Andrey Gûaianã Zignnatto presents videos with some of the themes that are part of his research: children in territories of war, and chemical dependence on drugs, bringing to light the reflection on the possible relationship between the urban environment and the citizen. In “Todos Nós”, the artist moves through space producing actions that involve the bodies of others and his own, using the street as an open notebook, ready to be written by its inhabitants, however the action is erased by the truck that sweeps the city. On the street, isn’t there room for all of us?

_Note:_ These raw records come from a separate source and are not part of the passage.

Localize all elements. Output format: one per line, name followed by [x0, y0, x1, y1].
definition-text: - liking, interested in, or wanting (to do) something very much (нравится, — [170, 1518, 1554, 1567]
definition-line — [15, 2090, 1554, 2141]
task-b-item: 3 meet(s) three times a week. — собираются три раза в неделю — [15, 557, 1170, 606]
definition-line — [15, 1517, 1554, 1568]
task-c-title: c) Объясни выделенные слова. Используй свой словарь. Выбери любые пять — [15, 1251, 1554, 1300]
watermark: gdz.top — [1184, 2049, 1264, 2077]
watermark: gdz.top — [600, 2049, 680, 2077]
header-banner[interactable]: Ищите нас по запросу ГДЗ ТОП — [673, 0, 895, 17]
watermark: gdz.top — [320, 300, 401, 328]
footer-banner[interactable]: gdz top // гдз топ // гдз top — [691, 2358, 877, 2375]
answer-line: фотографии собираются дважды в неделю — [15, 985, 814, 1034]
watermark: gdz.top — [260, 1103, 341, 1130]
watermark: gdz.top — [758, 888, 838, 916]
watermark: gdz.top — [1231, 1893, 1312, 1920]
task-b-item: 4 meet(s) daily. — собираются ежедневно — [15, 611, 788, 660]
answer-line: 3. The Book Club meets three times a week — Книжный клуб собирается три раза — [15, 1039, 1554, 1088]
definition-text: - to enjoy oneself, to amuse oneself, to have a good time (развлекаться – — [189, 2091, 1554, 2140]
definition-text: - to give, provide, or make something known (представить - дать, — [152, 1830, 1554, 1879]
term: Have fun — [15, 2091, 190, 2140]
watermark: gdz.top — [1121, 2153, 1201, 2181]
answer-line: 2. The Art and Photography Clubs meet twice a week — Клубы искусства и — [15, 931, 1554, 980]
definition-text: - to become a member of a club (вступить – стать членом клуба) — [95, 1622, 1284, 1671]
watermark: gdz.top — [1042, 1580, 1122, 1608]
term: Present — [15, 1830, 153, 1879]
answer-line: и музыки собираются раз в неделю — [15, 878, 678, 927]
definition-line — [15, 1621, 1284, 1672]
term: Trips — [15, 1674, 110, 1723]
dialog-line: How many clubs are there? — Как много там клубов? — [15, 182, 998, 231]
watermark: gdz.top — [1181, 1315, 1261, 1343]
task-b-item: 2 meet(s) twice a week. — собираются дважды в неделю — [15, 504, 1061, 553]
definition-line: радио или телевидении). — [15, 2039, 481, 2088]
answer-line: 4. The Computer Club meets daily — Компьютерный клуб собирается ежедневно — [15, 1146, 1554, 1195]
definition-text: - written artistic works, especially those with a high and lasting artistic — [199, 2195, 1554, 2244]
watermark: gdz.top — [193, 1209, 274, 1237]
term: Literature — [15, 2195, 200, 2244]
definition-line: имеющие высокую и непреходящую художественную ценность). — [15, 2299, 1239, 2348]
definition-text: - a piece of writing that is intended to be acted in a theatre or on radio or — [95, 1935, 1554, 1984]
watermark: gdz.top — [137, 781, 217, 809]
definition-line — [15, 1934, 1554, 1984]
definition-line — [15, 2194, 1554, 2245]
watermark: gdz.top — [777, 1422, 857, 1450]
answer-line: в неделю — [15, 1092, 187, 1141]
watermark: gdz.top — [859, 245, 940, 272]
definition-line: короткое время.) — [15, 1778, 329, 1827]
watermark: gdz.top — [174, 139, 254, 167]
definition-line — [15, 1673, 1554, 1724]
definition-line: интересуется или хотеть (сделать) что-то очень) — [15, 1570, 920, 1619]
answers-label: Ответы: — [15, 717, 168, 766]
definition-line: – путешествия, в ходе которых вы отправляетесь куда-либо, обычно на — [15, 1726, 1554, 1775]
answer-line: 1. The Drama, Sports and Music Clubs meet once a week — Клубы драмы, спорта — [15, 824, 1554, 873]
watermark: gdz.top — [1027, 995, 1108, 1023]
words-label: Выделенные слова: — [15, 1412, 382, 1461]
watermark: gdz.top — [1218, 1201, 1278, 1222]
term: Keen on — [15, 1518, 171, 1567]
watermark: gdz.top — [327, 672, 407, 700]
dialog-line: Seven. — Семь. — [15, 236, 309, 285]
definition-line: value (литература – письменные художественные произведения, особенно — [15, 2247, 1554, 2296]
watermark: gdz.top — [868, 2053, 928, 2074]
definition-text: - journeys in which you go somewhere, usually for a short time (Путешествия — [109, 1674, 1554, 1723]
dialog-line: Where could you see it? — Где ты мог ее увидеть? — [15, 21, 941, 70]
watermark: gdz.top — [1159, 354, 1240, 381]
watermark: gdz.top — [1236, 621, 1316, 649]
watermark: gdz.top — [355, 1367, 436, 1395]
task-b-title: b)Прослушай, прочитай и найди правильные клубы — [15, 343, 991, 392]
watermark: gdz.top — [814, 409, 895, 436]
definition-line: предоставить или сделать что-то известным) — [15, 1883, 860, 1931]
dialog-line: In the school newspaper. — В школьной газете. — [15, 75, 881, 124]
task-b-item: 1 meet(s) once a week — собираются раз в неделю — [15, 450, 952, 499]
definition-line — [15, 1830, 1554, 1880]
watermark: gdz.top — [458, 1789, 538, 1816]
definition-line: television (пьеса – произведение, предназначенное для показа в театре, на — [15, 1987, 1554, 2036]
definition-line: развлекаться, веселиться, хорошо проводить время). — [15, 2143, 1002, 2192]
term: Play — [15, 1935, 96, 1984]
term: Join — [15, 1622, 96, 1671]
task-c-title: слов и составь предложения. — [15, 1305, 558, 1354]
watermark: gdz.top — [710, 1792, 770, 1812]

Fábio Leão’s works in video and installation respond to an investigation into the constructions of homeless people who generally live in precarious shacks, often improvised with materials found in the surroundings. Leão also pays attention to the collapse of buildings in the city.
The fragility of the buildings caused tragedies, death and abandonment. Does the place that should be a shelter and a home show us the fragility of the social body? Other questions that arise here are about the fate of people who become homeless. Where do they go? Are they welcome, or invisible?
Returning to Zignnatto’s videos, we watch the classic hopscotch game, played by children from various parts of the world: borders of Syria and Lebanon, Venezuela and Brazil, Angola, Cuba and vulnerable children in Cracolândia in São Paulo. Borders are diluted in the childhood game, just as art opens up possibilities for aesthetic solutions that can deal with the ills and joys of life in society.
It is necessary to have hope, but to have hope from the verb to hope; because there are people who have hope of the verb to wait. And hope from the verb to wait is not hope, it is waiting. Hoping is getting up, hoping is going after it, hoping is building, hoping is not giving up! To hope is to move forward, to hope is to join with others to do otherwise… “(FREIRE, 1992, apud CABRAL, 2015, s.p.).
The Situação de Risco exhibition is Ateliê Alê’s first online exhibition, held with resources from PROAC (São Paulo Cultural Action Program). Despite being a challenge for everyone involved, it is also an incentive for more people to approach the social issues addressed in this exhibition. Even if in the virtual environment there is no direct clash between the spectator and works as in a gallery, this new time, delimited by the pandemic, requires an adaptation to take advantage of existing technological devices in order to reach a broader public interested in art.